Non negotiable Skills:

Python, Spark, and Airflow experience, with at least 3 years of experience in these tools, though Airflow experience could be less than 3 years. 

Candidates without all three required skills might be considered if they have strong experience in Python and Spark.

Nice to Haves:

AWS experience, particularly with S3 and EMR, is desirable but not strictly required.

Interview process: 2 rounds 

Coding round focusing on Python and SQL /PySpark 

Manager is open for candidates who will request to WFH but would be open to come to office if required. 

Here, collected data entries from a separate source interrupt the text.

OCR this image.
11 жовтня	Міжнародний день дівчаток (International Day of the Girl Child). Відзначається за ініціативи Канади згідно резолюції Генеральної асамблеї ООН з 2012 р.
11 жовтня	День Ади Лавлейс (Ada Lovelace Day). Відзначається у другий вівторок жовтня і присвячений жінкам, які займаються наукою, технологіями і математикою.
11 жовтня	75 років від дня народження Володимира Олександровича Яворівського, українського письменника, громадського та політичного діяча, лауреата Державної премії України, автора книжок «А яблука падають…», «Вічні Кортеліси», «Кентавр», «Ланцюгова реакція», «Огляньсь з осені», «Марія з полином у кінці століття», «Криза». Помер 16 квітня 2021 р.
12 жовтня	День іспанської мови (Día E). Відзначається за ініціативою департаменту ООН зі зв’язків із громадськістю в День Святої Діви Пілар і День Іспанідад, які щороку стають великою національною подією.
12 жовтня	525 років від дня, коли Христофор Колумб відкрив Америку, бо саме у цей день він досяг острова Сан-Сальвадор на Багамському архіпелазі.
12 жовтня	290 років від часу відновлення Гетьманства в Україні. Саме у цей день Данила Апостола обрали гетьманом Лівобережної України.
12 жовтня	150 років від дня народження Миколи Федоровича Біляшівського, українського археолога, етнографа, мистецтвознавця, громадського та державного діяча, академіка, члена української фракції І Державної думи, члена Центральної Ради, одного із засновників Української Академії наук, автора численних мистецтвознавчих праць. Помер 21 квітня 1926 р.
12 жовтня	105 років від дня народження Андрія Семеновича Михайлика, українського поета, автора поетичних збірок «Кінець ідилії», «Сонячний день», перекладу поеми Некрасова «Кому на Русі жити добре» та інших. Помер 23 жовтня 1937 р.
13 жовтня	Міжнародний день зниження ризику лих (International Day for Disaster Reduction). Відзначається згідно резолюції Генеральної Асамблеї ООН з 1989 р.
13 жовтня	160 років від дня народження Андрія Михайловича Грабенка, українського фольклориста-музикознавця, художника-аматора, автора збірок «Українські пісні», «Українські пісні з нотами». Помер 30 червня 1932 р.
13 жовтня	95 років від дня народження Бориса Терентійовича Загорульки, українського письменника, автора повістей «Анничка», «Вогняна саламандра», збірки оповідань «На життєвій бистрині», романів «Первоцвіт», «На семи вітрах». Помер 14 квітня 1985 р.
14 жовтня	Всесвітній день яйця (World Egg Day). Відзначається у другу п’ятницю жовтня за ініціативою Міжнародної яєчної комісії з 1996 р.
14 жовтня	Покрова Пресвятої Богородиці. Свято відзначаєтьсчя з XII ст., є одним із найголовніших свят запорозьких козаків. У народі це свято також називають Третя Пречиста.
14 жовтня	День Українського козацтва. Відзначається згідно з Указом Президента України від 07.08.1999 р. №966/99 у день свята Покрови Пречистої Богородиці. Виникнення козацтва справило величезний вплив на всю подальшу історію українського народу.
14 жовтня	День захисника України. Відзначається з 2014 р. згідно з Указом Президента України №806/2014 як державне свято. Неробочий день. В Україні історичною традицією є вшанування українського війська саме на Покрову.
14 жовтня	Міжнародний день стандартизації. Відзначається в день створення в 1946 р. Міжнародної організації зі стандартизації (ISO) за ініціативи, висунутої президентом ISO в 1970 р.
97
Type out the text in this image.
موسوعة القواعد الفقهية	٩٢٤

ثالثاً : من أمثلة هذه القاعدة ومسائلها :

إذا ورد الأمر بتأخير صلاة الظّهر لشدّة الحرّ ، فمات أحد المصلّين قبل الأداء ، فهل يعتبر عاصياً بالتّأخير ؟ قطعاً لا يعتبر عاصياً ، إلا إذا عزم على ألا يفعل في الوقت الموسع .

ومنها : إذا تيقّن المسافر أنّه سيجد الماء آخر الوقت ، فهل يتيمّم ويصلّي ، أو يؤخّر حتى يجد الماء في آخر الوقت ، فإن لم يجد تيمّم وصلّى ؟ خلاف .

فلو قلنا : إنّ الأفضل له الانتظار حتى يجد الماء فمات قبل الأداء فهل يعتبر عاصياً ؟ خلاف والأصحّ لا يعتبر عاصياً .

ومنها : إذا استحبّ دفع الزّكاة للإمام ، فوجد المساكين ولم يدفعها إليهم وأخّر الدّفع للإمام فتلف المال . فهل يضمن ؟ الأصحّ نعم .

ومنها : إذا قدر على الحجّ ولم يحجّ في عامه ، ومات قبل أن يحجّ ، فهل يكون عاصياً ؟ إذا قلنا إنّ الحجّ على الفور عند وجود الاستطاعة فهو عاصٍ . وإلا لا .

Regular time: 10 am to 7pm

Duration: 6 months ( no obligation for renewal - depending on Business needs and performance)

Get to Know the Role
You will support the mission of the team by maintaining and extending the platform capabilities through implementation of new features and continuous improvements. You will also explore new developments in the space and continuously bring them to our platform there by helping the data community at Client

The Critical Tasks You Will Perform
? You will maintain and extend the Python/Go/Scala backend for Client's Airflow, Spark, Trino and Starrocks platform ? You will modify and extend Python/Scala Spark applications and Airflow pipelines for better performance, reliability, and cost. ? You will design and implement architectural improvements for new use cases or efficiency.
? You will build platforms that can scale to the 3 Vs of Big Data (Volume, Velocity, Variety)
? You will follow various testing best practices and SRE best practices to ensure system stability and reliability.

 

Qualifications What Essential Skills You Will Need
? Software Engineering, Computer Science, or related undergraduate degree. Proficient in at least one of the following: Python, Go, or Scala and strong appetite to learn other programming languages.
? You have 3-5 years of relevant professional experience
? Good working knowledge in 3 or more of the following: Airflow, Spark, relational databases (ideally MySQL), Kubernetes, Starrocks, Trino, and backend API implementation and being passionate about learning the others.
? Experience with AWS services (S3, EKS, IAM) and infrastructure as code tools like Terraform.
? Proficiency in CI/CD tools (Jenkins, GitLab, etc.)
? You are highly motivated to work smart and intelligently using available AI resources at Client Skills that are Good to have
? Proficient in Kubernetes with hands of experience with building custom resources using frameworks like kubebuilder.
? Proficient in Apache Spark, with good knowledge of resource managers like Yarn, Kubernetes and how spark interacts and work with them
? Advanced understanding of Apache Airflow and its working with Celery and/or Kubernetes executor backend with exposure to Python SQLAlchemy framework.
? Advanced knowledge of other query engines like Trino, Starrocks and others
? Advanced knowledge of AWS Cloud
? Good understanding of lakehouse table formats like Iceberg and Delta lake, how query engines work with it.